Sbv333-TA activity was determined by spectrophometric assays in quartz cuvettes (assay volume 0.5 mL) containing transaminase assay solution (2.5 mM pyruvate, 2.5 mM (S)-MBA in 0.1 M KP buffer, pH 9.0 and 0.25% (v/v) dimethyl sulfoxide (DMSO)). Formation of acetophenone upon enzyme addition (10–50 μL of purified Sbv333-TA, 70–350 µg) was followed at 245 nm (ε₂₄₅ = 12 mM⁻¹ cm⁻¹) on a Jasco V-530 UV/VIS spectrophotometer. One unit of activity is defined as the enzyme activity that produces 1 μmol of acetophenone per minute under the assay conditions described above. Sbv286-LAC activity was detected spectrophometrically at 420 nm using ABTS (2,2’-azino-bis(3-ethylbenzothiazoline-6-sulphonic acid) or syringaldazine at 530 nm as substrates (ε₄₂₀ = 36.0 mM⁻¹cm⁻¹ , ε₅₃₀ = 65.0 mM⁻¹cm⁻¹ respectively). The assay was performed in acrylic cuvettes (total volume 1 mL) in 20 mM Na-acetate buffer pH 4.0 0.2 mM CuSO₄, containing 1 mM ABTS or 20 mM Tris-HCl buffer pH 8.5 0.2 mM CuSO₄ containing 20 µM syringaldazine and adding 10–20 µL (28–56 µg) of purified Sbv286-LAC. One unit of enzymatic activity was defined as the amount of enzyme that oxidizes 1 mmol of ABTS or 1 mmol of syringaldazine per minute under the described assay conditions.

The optimum pH of Sbv333-TA was determined within a pH range of 7.0 to 9.5 in 20 mM potassium phosphate buffer (pH 7.0–9.0) or 20 mM Tris-HCl (pH 9.5) at 30 °C, while temperature optimum was determined by heating the assay solutions (20 mM potassium phosphate buffer pH 9.0) in cuvettes in a water bath in the range of 30–90 °C for 15 min before adding the purified enzyme (10–50 μL of purified Sbv333-TA, 70–350 µg). The thermal stability of Sbv333-TA was evaluated by incubating enzyme samples for 3 h at temperatures ranging from 30 to 90 °C and then measuring spectrophotometrically the residual activity following the formation of acetophenone. Experiments were done in duplicate on two independent occasions.
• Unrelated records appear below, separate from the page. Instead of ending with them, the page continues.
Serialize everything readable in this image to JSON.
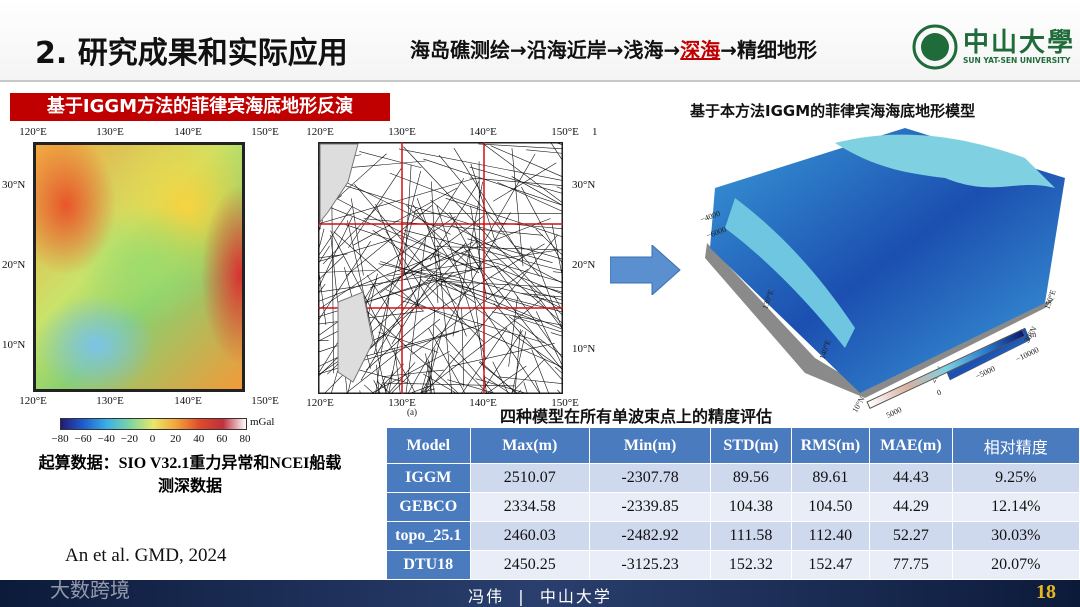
{
  "header": {
    "title": "2. 研究成果和实际应用",
    "path_before": "海岛礁测绘→沿海近岸→浅海→",
    "path_highlight": "深海",
    "path_after": "→精细地形",
    "logo_name": "中山大學",
    "logo_english": "SUN YAT-SEN UNIVERSITY"
  },
  "left_panel": {
    "banner": "基于IGGM方法的菲律宾海底地形反演",
    "gravity_map": {
      "top_labels": [
        "120°E",
        "130°E",
        "140°E",
        "150°E"
      ],
      "left_labels": [
        "30°N",
        "20°N",
        "10°N"
      ],
      "bottom_labels": [
        "120°E",
        "130°E",
        "140°E",
        "150°E"
      ],
      "colorbar_ticks": [
        "−80",
        "−60",
        "−40",
        "−20",
        "0",
        "20",
        "40",
        "60",
        "80"
      ],
      "colorbar_unit": "mGal"
    },
    "track_map": {
      "top_labels": [
        "120°E",
        "130°E",
        "140°E",
        "150°E"
      ],
      "top_right_label": "1",
      "right_labels": [
        "30°N",
        "20°N",
        "10°N"
      ],
      "bottom_labels": [
        "120°E",
        "130°E",
        "140°E",
        "150°E"
      ],
      "panel_label": "(a)"
    },
    "caption_lines": [
      "起算数据：SIO V32.1重力异常和NCEI船载",
      "测深数据"
    ],
    "reference": "An et al. GMD, 2024"
  },
  "right_panel": {
    "title": "基于本方法IGGM的菲律宾海海底地形模型",
    "depth_axis_labels": [
      "−4000",
      "−6000"
    ],
    "lon_labels": [
      "130°E",
      "140°E",
      "150°E"
    ],
    "lat_labels": [
      "30°N",
      "20°N",
      "10°N"
    ],
    "colorbar_ticks": [
      "5000",
      "0",
      "−5000",
      "−10000"
    ],
    "colorbar_unit": "m"
  },
  "table": {
    "title": "四种模型在所有单波束点上的精度评估",
    "header": [
      "Model",
      "Max(m)",
      "Min(m)",
      "STD(m)",
      "RMS(m)",
      "MAE(m)",
      "相对精度"
    ],
    "rows": [
      [
        "IGGM",
        "2510.07",
        "-2307.78",
        "89.56",
        "89.61",
        "44.43",
        "9.25%"
      ],
      [
        "GEBCO",
        "2334.58",
        "-2339.85",
        "104.38",
        "104.50",
        "44.29",
        "12.14%"
      ],
      [
        "topo_25.1",
        "2460.03",
        "-2482.92",
        "111.58",
        "112.40",
        "52.27",
        "30.03%"
      ],
      [
        "DTU18",
        "2450.25",
        "-3125.23",
        "152.32",
        "152.47",
        "77.75",
        "20.07%"
      ]
    ]
  },
  "footer": {
    "presenter": "冯伟",
    "separator": "|",
    "institution": "中山大学",
    "page_number": "18",
    "watermark": "大数跨境"
  }
}
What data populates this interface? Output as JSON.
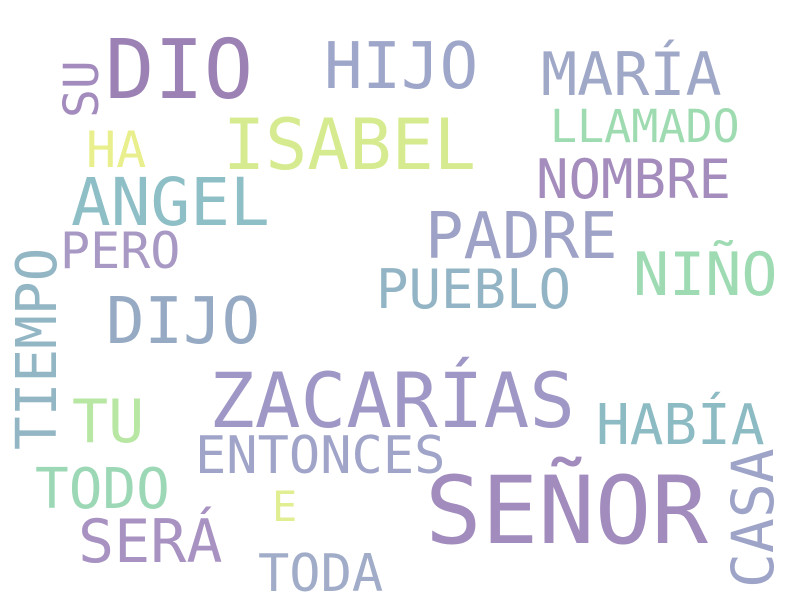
{
  "words": [
    {
      "text": "DIO",
      "color": "#9c82b4"
    },
    {
      "text": "SU",
      "color": "#a38cbd"
    },
    {
      "text": "HIJO",
      "color": "#9ea6c9"
    },
    {
      "text": "MARÍA",
      "color": "#a0a8c8"
    },
    {
      "text": "LLAMADO",
      "color": "#9edbb0"
    },
    {
      "text": "ISABEL",
      "color": "#d6eb8f"
    },
    {
      "text": "HA",
      "color": "#e8ef8c"
    },
    {
      "text": "NOMBRE",
      "color": "#a48cbd"
    },
    {
      "text": "ANGEL",
      "color": "#8ebfc6"
    },
    {
      "text": "PADRE",
      "color": "#9ea2c6"
    },
    {
      "text": "PERO",
      "color": "#a898c4"
    },
    {
      "text": "NIÑO",
      "color": "#9edbb3"
    },
    {
      "text": "TIEMPO",
      "color": "#93b6c4"
    },
    {
      "text": "PUEBLO",
      "color": "#92b4c4"
    },
    {
      "text": "DIJO",
      "color": "#97aac3"
    },
    {
      "text": "ZACARÍAS",
      "color": "#9f98c6"
    },
    {
      "text": "HABÍA",
      "color": "#8dbbc4"
    },
    {
      "text": "TU",
      "color": "#b7e7a3"
    },
    {
      "text": "ENTONCES",
      "color": "#a0a4c8"
    },
    {
      "text": "TODO",
      "color": "#9cd8b5"
    },
    {
      "text": "SEÑOR",
      "color": "#a18cbd"
    },
    {
      "text": "E",
      "color": "#e2ee92"
    },
    {
      "text": "CASA",
      "color": "#9ea4c8"
    },
    {
      "text": "SERÁ",
      "color": "#a792c2"
    },
    {
      "text": "TODA",
      "color": "#a1acc9"
    }
  ]
}
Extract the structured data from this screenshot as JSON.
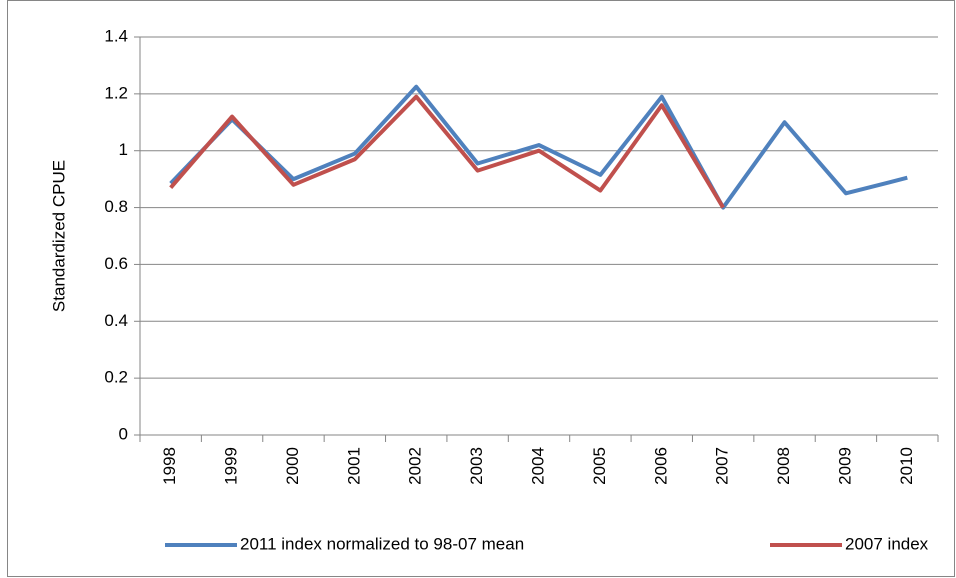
{
  "chart_data": {
    "type": "line",
    "y_label": "Standardized CPUE",
    "categories": [
      "1998",
      "1999",
      "2000",
      "2001",
      "2002",
      "2003",
      "2004",
      "2005",
      "2006",
      "2007",
      "2008",
      "2009",
      "2010"
    ],
    "series": [
      {
        "name": "2011 index normalized to 98-07 mean",
        "color": "#4f81bd",
        "values": [
          0.885,
          1.11,
          0.9,
          0.99,
          1.225,
          0.955,
          1.02,
          0.915,
          1.19,
          0.8,
          1.1,
          0.85,
          0.905
        ]
      },
      {
        "name": "2007 index",
        "color": "#c0504d",
        "values": [
          0.87,
          1.12,
          0.88,
          0.97,
          1.19,
          0.93,
          1.0,
          0.86,
          1.16,
          0.8,
          null,
          null,
          null
        ]
      }
    ],
    "ylim": [
      0,
      1.4
    ],
    "yticks": [
      0,
      0.2,
      0.4,
      0.6,
      0.8,
      1,
      1.2,
      1.4
    ],
    "grid": true,
    "legend": "bottom"
  }
}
The influence of pH on Sbv286-LAC activity was determined within a pH range of 3.0 to 10.0 using 20 mM acetate buffer (pH 3.0–5.0), 20 mM potassium phosphate buffer (pH 6.0–7.0), 20 mM Tris-HCl (pH 8.0–9.0), respectively. Sbv286-LAC temperature optimum was determined by heating the assay solutions in cuvettes in a water bath in the range of 20–80 °C for 15 minutes before adding the purified enzyme. The thermal stability of purified laccase was assessed by measuring the residual activity after incubation of purified Sbv286-LAC solution at 60 °C and 80 °C. Enzymes samples were taken at 30, 60, 90 and 120 min, quickly cooled on ice and activity was determined by the ABTS assay described above in 20 mM acetate buffer, pH 4.0. Solvent stability of Sbv286-LAC was assessed in 10% (v/v) dimethyl formamide (DMF), dimethyl sulfoxide (DMSO), methanol and acetonitrile by measuring residual enzyme activity using ABTS assay after incubation in solvents at room temperature for 5, 15 and 30 min. Experiments were done at least in duplicate.

The enantioselectivity of Sbv333-TA was evaluated by performing the acetophenone assay in the presence of (R)-α-methylbenzylamine as substrate under the same conditions described for (S)-MBA. The formation of propiophenone and butyrophenone was determined under the same conditions at 242 nm using either (S)- or (R)-ethylbenzylamine and (S)- or (R)-phenylbutylamine, respectively, as substrates. Sbv333-TA amino acceptor spectrum was evaluated at 30 °C in 0.5 mL reaction mixture containing 0.1 M KP buffer, pH 9.0, 10 mM (S)-MBA, 10 mM acceptor, 1 mM PLP, and 0.5 mg of purified enzyme. Conversions of (S)-MBA (after derivatization) into acetophenone were evaluated after 24 h by GC-MS analysis as described in the analytical methods section.